You may never have heard of Andy Bull, but his work has helped put Wales on the map as a world-leader in sustainability

Andy Bull, a Welsh renewable energy pioneer and sustainability campaigner, has received international acclaim this week by winning the Roger Léron Award in Brussels for his outstanding contribution to sustainable energy. The award is recognition of Bull’s lifelong commitment to championing renewable energy in the country; putting Wales firmly on the map as a world leader in sustainability.

From humble beginnings as a Planning Officer with local authorities across Wales, Andy Bull diligently worked to introduce the radical concept of local renewable energy in a country where the coal industry was thriving. There was no active policy on renewables or energy efficiency in the 1980s, or much understanding of the language of sustainability at all. But it was in this environment that Bull’s pioneering spirit sought to challenge the status quo and picture the Wales of the future.

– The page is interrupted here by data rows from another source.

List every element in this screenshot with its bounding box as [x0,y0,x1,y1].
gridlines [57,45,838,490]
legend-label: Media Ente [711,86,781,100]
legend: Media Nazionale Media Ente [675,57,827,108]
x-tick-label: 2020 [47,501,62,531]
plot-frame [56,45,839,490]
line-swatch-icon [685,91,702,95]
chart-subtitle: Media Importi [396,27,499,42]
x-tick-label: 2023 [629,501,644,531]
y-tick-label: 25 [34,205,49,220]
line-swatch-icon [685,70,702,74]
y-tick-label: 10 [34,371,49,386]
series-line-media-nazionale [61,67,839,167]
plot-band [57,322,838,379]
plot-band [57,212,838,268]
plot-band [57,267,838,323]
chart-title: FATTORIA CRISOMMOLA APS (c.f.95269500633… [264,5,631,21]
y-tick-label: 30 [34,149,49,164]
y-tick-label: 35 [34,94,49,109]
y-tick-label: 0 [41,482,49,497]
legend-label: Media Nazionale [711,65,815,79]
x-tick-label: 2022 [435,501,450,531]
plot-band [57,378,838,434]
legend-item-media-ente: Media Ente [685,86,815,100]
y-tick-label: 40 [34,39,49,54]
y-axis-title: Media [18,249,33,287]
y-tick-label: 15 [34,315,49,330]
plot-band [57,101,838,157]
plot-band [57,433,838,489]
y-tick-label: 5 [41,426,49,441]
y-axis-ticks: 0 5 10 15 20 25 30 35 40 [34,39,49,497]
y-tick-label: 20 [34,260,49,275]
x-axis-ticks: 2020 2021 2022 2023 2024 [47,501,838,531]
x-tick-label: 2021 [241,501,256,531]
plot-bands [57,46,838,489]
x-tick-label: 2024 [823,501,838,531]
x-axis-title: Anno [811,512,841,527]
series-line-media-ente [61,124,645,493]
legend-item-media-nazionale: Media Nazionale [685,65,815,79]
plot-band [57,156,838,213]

By initiating ground-breaking projects that tackled domestic fuel poverty, established community benefit funds from wind power, kick-started economic growth in the renewables sector and founded community energy pilots, Andy soon became synonymous for firsts. Leading by example, he was the first person in the UK to install a wood pellet boiler. Scaling this up he led the first biomass heating project in Wales, and seeing that farm waste was a growing concern across the country, Andy saw the potential for on-farm anaerobic digestion – spending the last ten years promoting biogas and influencing policy at local and national levels through his work with Severn Wye Energy Agency.

Welsh Government

One of Andy’s most significant contributions to Welsh sustainability has been his close relationship with the Welsh Government – drafting high-impact policies around Planning for Renewable Energy, and featuring as one of the first signatories on the Sustainable Development Charter, the learning from which fed into the Wellbeing of Future Generation Act, identified as world leading by the UN.

Lesley Griffiths AM, Cabinet Secretary for Energy, Planning and Rural Affairs, gave her reaction to the announcement:

“It is always a special moment for Wales to be recognised across the world for our pioneering work in renewable energy, which plays such an important role in global sustainability. As a nation we are hugely grateful for the passion and hard work that individuals like Andy have put in over many years in order to help secure the future of Wales, so this award comes as a fitting tribute to the lasting impact he has made.”

The award, conferred on Wednesday 10 October in Brussels by FEDARENE — an association of local and regional European energy agencies — recognises Bull’s lifelong commitment to championing renewable energy in Europe through his 30-year career serving Wales.